UK

‘Soaps are collapsing’ – screenwriter on last day of filming Doctors

The end of the series has been called ‘disastrous’ for emerging talent.

Kia Pegg and Rahul Arya in a recent Doctors episode (BBC Studios)
Doctors cast Kia Pegg and Rahul Arya in a recent Doctors episode (BBC Studios) (Grab/BBC Studios)

A screenwriter has warned that TV soaps are “collapsing” as he marked the last day of filming Doctors.

The BBC soap will come to an end on screen later this year after the corporation axed the show due to “super inflation in drama production”.

Set in a Midlands GP practice, the show – launched in 2000 – has seen Game Of Thrones star Emilia Clarke, This Morning’s Alison Hammond, Ruthie Henshall, Fantastic Beasts film series actor Eddie Redmayne and Sheridan Smith all make appearances.

Emilia Clarke is among several global stars to have appeared in Doctors
Emilia Clarke Emilia Clarke is among several global stars to have appeared in Doctors (Ian West/PA)

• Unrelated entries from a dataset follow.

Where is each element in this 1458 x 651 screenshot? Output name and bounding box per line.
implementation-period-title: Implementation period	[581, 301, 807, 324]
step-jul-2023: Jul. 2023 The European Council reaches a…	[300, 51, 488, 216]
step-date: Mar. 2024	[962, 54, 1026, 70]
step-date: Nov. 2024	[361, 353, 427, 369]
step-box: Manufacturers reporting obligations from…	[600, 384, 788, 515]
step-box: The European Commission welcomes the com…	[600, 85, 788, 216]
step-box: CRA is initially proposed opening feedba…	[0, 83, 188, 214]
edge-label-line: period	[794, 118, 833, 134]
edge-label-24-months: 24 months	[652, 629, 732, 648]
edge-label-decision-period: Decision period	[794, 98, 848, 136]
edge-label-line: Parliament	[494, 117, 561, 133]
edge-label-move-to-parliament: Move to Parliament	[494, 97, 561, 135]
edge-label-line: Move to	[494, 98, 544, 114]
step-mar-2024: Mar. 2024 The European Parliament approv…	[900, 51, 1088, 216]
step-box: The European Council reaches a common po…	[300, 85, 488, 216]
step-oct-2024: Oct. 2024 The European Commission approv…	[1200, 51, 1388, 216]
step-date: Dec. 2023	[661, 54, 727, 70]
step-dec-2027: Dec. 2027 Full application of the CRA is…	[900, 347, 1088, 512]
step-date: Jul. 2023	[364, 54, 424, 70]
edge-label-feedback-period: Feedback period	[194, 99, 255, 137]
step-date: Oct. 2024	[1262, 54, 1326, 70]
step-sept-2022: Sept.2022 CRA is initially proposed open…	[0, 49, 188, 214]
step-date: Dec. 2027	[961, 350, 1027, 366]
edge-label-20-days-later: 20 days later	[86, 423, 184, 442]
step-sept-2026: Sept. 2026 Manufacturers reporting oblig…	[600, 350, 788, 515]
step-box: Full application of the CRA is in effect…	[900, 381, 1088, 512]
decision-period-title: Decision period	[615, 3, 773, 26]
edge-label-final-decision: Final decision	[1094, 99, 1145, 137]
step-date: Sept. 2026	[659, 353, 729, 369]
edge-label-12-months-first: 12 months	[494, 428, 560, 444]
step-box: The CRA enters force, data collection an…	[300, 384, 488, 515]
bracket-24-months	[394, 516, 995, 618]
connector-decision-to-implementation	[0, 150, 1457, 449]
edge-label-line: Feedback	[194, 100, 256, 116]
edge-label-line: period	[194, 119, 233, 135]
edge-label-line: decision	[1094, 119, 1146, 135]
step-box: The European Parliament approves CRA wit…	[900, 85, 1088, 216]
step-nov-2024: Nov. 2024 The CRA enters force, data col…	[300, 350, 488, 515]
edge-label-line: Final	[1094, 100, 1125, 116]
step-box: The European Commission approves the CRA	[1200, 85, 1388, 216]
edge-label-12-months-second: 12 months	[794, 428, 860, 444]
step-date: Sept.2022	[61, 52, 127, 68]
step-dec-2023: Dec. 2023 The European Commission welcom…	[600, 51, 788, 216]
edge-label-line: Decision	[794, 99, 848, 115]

In a series of posts on X, formerly Twitter, on Friday, Philip Ralph explained as a 19-year writer on the show he was “personally impacted” by the “disastrous decision” to cancel the soap.

He said in its 24-year history, Doctors has given “opportunity and experience” to budding actors, writers and production staff.

“Over 600 guest actors every year likewise got the chance to work, be seen, renew their faith in their abilities, and keep going,” he added.

“A writing team of up to 60 writers crafted original, bonkers, moving, real (and often surreal!) stories based around the lives of our regulars.”

He also said that “there is nowhere in the industry” for TV workers to find the experience to get into the industry.

“The TV industry is contracting,” Ralph, who also worked on Holby City which was axed in 2021, said. “Production across the board is way down.

“(Union) Bectu recently surveyed its members and found 68% of them are currently out of work. Doctors was a much-needed ‘finger in the dam’ of this terrible situation. And now it’s gone with nothing to replace it.

“Without opportunity and experience, the TV industry is simply not a sustainable profession. Now you might well point me towards a million schemes and opportunities for new writers, producers, and crews to gain early career experience..

“But if there is no work available for them beyond that, and even experienced creatives are unable to find work, then you simply do not have a viable industry.”

He said this “excludes those from less well-off and more diverse backgrounds” as they will not be able to make the same sacrifices while waiting for work.

“The soaps are collapsing,” Mr Ralph added. “Mid scale drama is contracting. This leaves just the high profile writers and creatives succeeding, and everyone else scrabbling around for scraps, hoping to somehow ‘win the lottery’ and get onto an existing show or…– even more miraculous in the current climate – get their own original series idea commissioned.

“There’s no ‘career ladder’ left. There’s incredible good fortune – or there’s nothing. And that’s no way to build and grow a sustainable industry.”

He added that outside of the impact on the industry and staff it is also “disastrous for the tone of public discourse” as he claimed the soap is a positive show compared to other dramas.

“Don’t get me wrong – no TV show has the right to continue to exist if ratings fall or tastes change,” he also said.

“But Doctors was a success. Its ratings were high. Its audience was loyal. It cost next to nothing, and the benefits of making it clearly far outweighed the expense.”

Ralph claimed the real reason was due to the BBC’s budget being squeezed due to the corporation’s licence fee being frozen in recent years.

“I believe every crisis is an opportunity,” he also said.

“Times of change are times of renewal. Every storyteller knows that endings are just beginnings in disguise.”

Announcing the decision to end Doctors, which will see its final episode airing in December 2024, the BBC also cited “further investment” to refurbish the Birmingham filming site.

The BBC licence fee is set to rise in April, to £169.50 a year in line with September’s (Consumer price index) CPI, a way of calculating inflation at a lower rate than previously used.

The corporation previously said this would “require further changes on top of the major savings that we are already delivering”.